We've all heard the stereotypes: Millennials are entitled, lazy and unprepared to tackle the challenges of adulthood. And while these generalizations have largely been squashed, one thing remains certain--Millennials are different from their older counterparts. This is especially true among business owners who happen to be ages 22 to 37 and qualify as card-carrying Millennials.

According to the Capital One Small Business Growth Index, when compared to older generations, Millennial business owners are:

  • More optimistic
  • More likely to offer benefits to their employees
  • More focused on innovation

Those attributes don’t make these business owners sound lazy, entitled or underprepared, do they? Here’s a deeper look at how the millennial generation’s approach to business ownership stands out.

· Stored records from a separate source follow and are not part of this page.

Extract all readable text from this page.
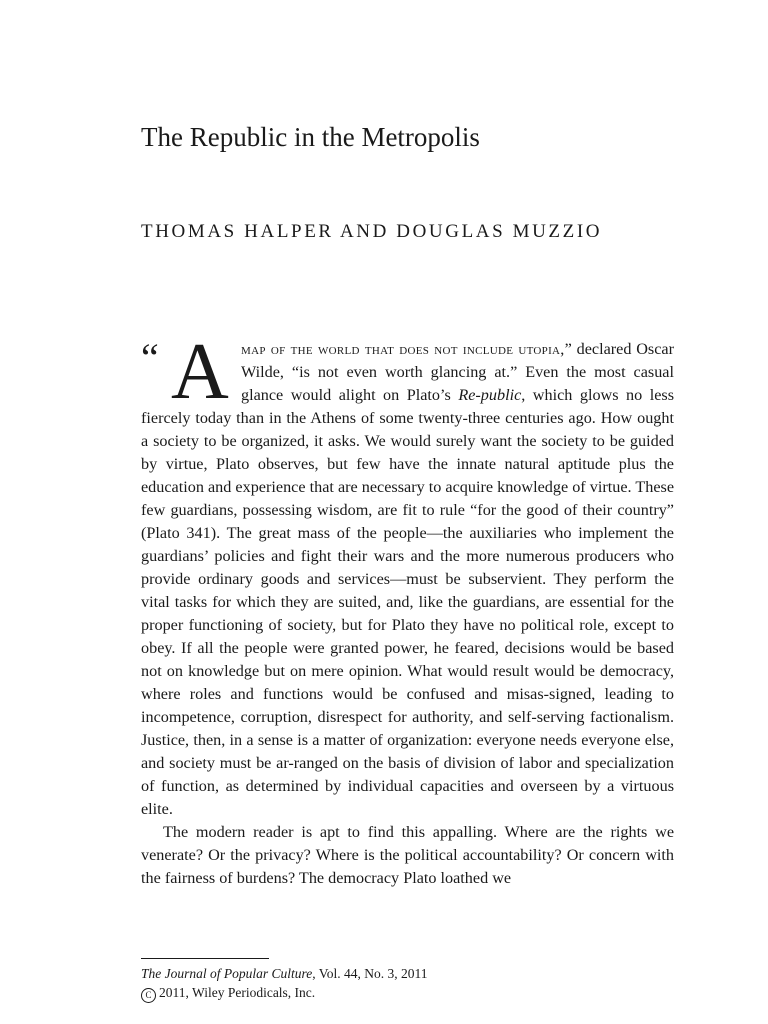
The Republic in the Metropolis
THOMAS HALPER AND DOUGLAS MUZZIO

“ A map of the world that does not include utopia,” declared Oscar Wilde, “is not even worth glancing at.” Even the most casual glance would alight on Plato’s Re-public, which glows no less fiercely today than in the Athens of some twenty-three centuries ago. How ought a society to be organized, it asks. We would surely want the society to be guided by virtue, Plato observes, but few have the innate natural aptitude plus the education and experience that are necessary to acquire knowledge of virtue. These few guardians, possessing wisdom, are fit to rule “for the good of their country” (Plato 341). The great mass of the people—the auxiliaries who implement the guardians’ policies and fight their wars and the more numerous producers who provide ordinary goods and services—must be subservient. They perform the vital tasks for which they are suited, and, like the guardians, are essential for the proper functioning of society, but for Plato they have no political role, except to obey. If all the people were granted power, he feared, decisions would be based not on knowledge but on mere opinion. What would result would be democracy, where roles and functions would be confused and misas-signed, leading to incompetence, corruption, disrespect for authority, and self-serving factionalism. Justice, then, in a sense is a matter of organization: everyone needs everyone else, and society must be ar-ranged on the basis of division of labor and specialization of function, as determined by individual capacities and overseen by a virtuous elite.

The modern reader is apt to find this appalling. Where are the rights we venerate? Or the privacy? Where is the political accountability? Or concern with the fairness of burdens? The democracy Plato loathed we

The Journal of Popular Culture, Vol. 44, No. 3, 2011
C 2011, Wiley Periodicals, Inc.
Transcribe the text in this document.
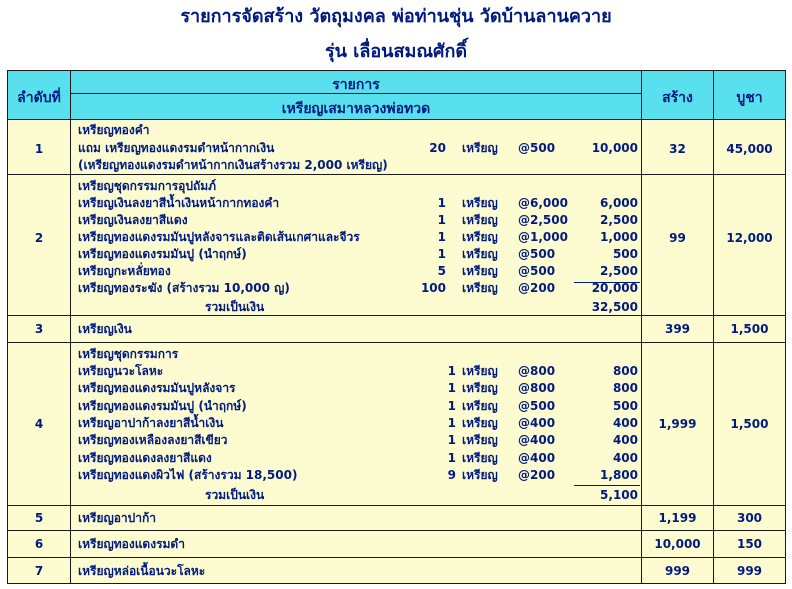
รายการจัดสร้าง วัตถุมงคล พ่อท่านชุ่น วัดบ้านลานควาย
รุ่น เลื่อนสมณศักดิ์
ลำดับที่
รายการ
เหรียญเสมาหลวงพ่อทวด
สร้าง	บูชา
1
เหรียญทองคำ
แถม เหรียญทองแดงรมดำหน้ากากเงิน	20 เหรียญ @500	10,000
(เหรียญทองแดงรมดำหน้ากากเงินสร้างรวม 2,000 เหรียญ)
32	45,000
2
เหรียญชุดกรรมการอุปถัมภ์
เหรียญเงินลงยาสีน้ำเงินหน้ากากทองคำ	1 เหรียญ @6,000	6,000
เหรียญเงินลงยาสีแดง	1 เหรียญ @2,500	2,500
เหรียญทองแดงรมมันปูหลังจารและติดเส้นเกศาและจีวร	1 เหรียญ @1,000	1,000
เหรียญทองแดงรมมันปู (นำฤกษ์)	1 เหรียญ @500	500
เหรียญกะหลั่ยทอง	5 เหรียญ @500	2,500
เหรียญทองระฆัง (สร้างรวม 10,000 ญ)	100 เหรียญ @200	20,000
รวมเป็นเงิน	32,500
99	12,000
3	เหรียญเงิน	399	1,500
4
เหรียญชุดกรรมการ
เหรียญนวะโลหะ	1 เหรียญ @800	800
เหรียญทองแดงรมมันปูหลังจาร	1 เหรียญ @800	800
เหรียญทองแดงรมมันปู (นำฤกษ์)	1 เหรียญ @500	500
เหรียญอาปาก้าลงยาสีน้ำเงิน	1 เหรียญ @400	400
เหรียญทองเหลืองลงยาสีเขียว	1 เหรียญ @400	400
เหรียญทองแดงลงยาสีแดง	1 เหรียญ @400	400
เหรียญทองแดงผิวไฟ (สร้างรวม 18,500)	9 เหรียญ @200	1,800
รวมเป็นเงิน	5,100
1,999	1,500
5	เหรียญอาปาก้า	1,199	300
6	เหรียญทองแดงรมดำ	10,000	150
7	เหรียญหล่อเนื้อนวะโลหะ	999	999
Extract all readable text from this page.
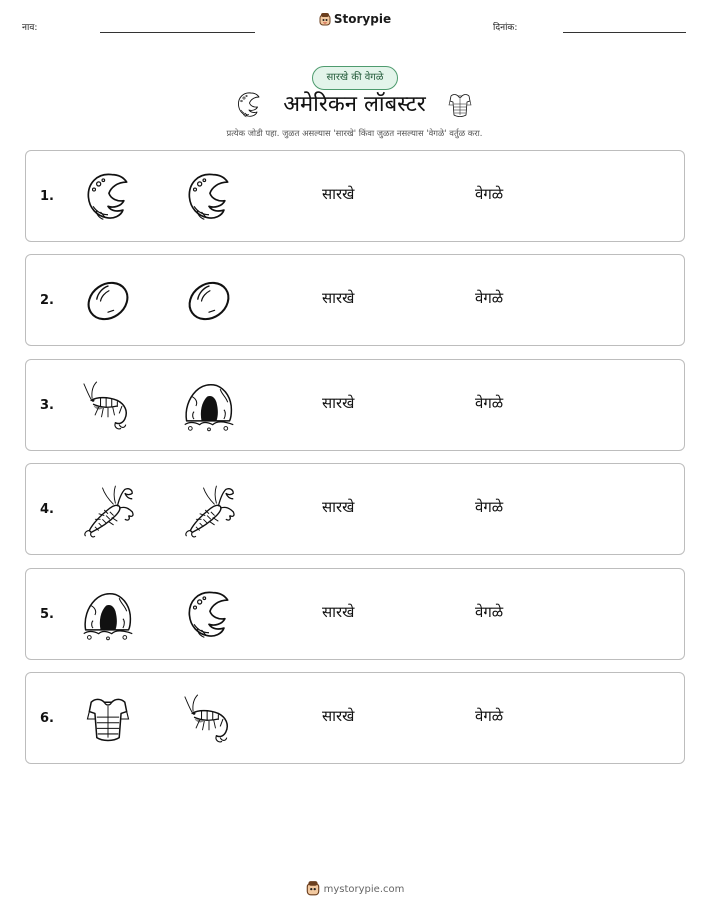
नाव:
Storypie
दिनांक:
सारखे की वेगळे
अमेरिकन लॉबस्टर
प्रत्येक जोडी पहा. जुळत असल्यास 'सारखे' किंवा जुळत नसल्यास 'वेगळे' वर्तुळ करा.
1.	सारखे	वेगळे
2.	सारखे	वेगळे
3.	सारखे	वेगळे
4.	सारखे	वेगळे
5.	सारखे	वेगळे
6.	सारखे	वेगळे
mystorypie.com
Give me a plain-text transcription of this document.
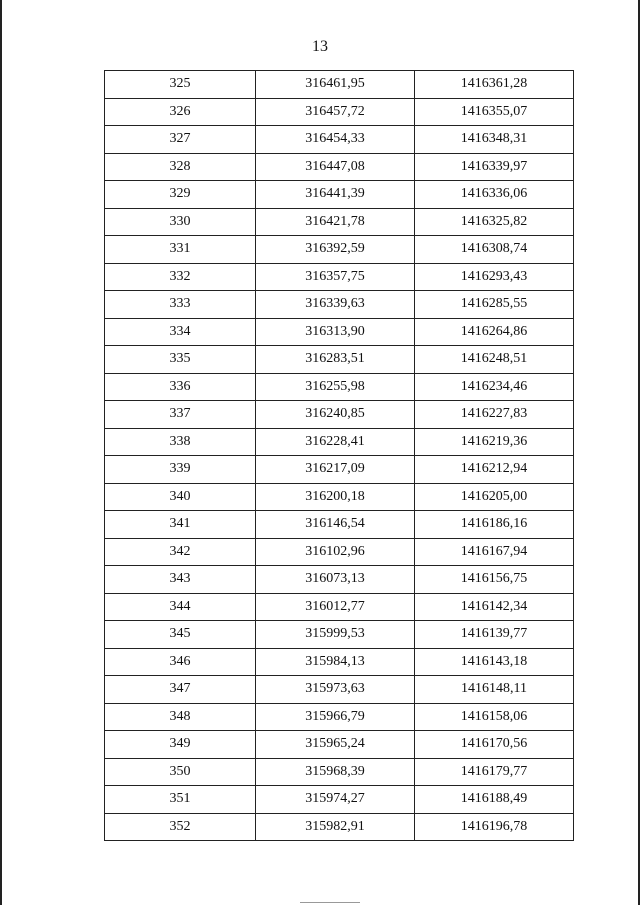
13
325	316461,95	1416361,28
326	316457,72	1416355,07
327	316454,33	1416348,31
328	316447,08	1416339,97
329	316441,39	1416336,06
330	316421,78	1416325,82
331	316392,59	1416308,74
332	316357,75	1416293,43
333	316339,63	1416285,55
334	316313,90	1416264,86
335	316283,51	1416248,51
336	316255,98	1416234,46
337	316240,85	1416227,83
338	316228,41	1416219,36
339	316217,09	1416212,94
340	316200,18	1416205,00
341	316146,54	1416186,16
342	316102,96	1416167,94
343	316073,13	1416156,75
344	316012,77	1416142,34
345	315999,53	1416139,77
346	315984,13	1416143,18
347	315973,63	1416148,11
348	315966,79	1416158,06
349	315965,24	1416170,56
350	315968,39	1416179,77
351	315974,27	1416188,49
352	315982,91	1416196,78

Millennials are more cautious, but also more optimistic

Business optimism for all business owners is down eight points compared to Fall 2018, but Millennial optimism stands out. Two-thirds (67 percent) of Millennial business owners say current business conditions are good or excellent, compared to 68 percent of GenX, 55 percent of Baby Boomers and 37 percent of Mature business owners ages 74+.

This high level of optimism could be because Millennial-owned businesses are growing steadily -- more than half said their financial position had improved in the past year, and more Millennials reported increased sales during the past six months, compared to their older counterparts.

Martin Solorzano, the 30-year-old founder and CEO of Staffed, Inc. is one of the optimistic business owners, reporting that “we’re in a growth period right now-;in fact, we’re doing three times as much this quarter than this quarter last year.”

Although Millennials tend to be more optimistic, the Small Business Growth Index also found that 69 percent are concerned that a recession could impact their business in the next 12 months. Older business owners are much less likely to worry, with only 44 percent of Gen-X and Mature business owners and 50 percent of Baby Boomer business owners reporting concerns.

Making their business a great place to work is a priority

Hiring and retention is a challenge for all business owners-;especially in a tight labor market. Millennial business owners are taking a markedly different approach, with two-thirds offering more benefits, like paid time off, flexible work environments, and healthcare, as a way to compete for talent. Unsurprisingly, Millennials are also the group most likely to market their business as a great place to work.

 Offering differentiated office perks is also top of mind for most Millennial business owners, with more than half investing in things like games and food to keep current employees happy and appeal to prospective hires. Only about a quarter of older business owners are doing the same.

Innovation fuels their business growth

While some Millennials can remember America Online (AOL) CDs, most grew up with the internet at their fingertips, giving them a clear advantage when it comes to implementing technology within their business.

Innovation is a major driver of optimism among Millennial business owners: more than half say that innovation within their business makes them feel more optimistic about the future. Only 28 percent of Gen-X, 31 percent of Baby Boomer and 31 percent of Mature business owners feel the same way.

And beyond driving innovative practices in their own businesses, Millennials are on the lookout for how technology is changing the broader landscape. In fact, 100 percent of Millennial business owners with $1-$10 million in revenue believe artificial intelligence (AI) and machine learning is already impacting or will impact their industry in the next five years, compared to 53 percent of Gen-X, 51 percent of Baby Boomer, and 66 percent of Mature business owners.

While they’re focused on innovation, Millennial business owners may have a blindspot: less than a third (30 percent) feel pressure to change aspects of their business, like customer experience, based on industry innovation driven by large companies like Amazon.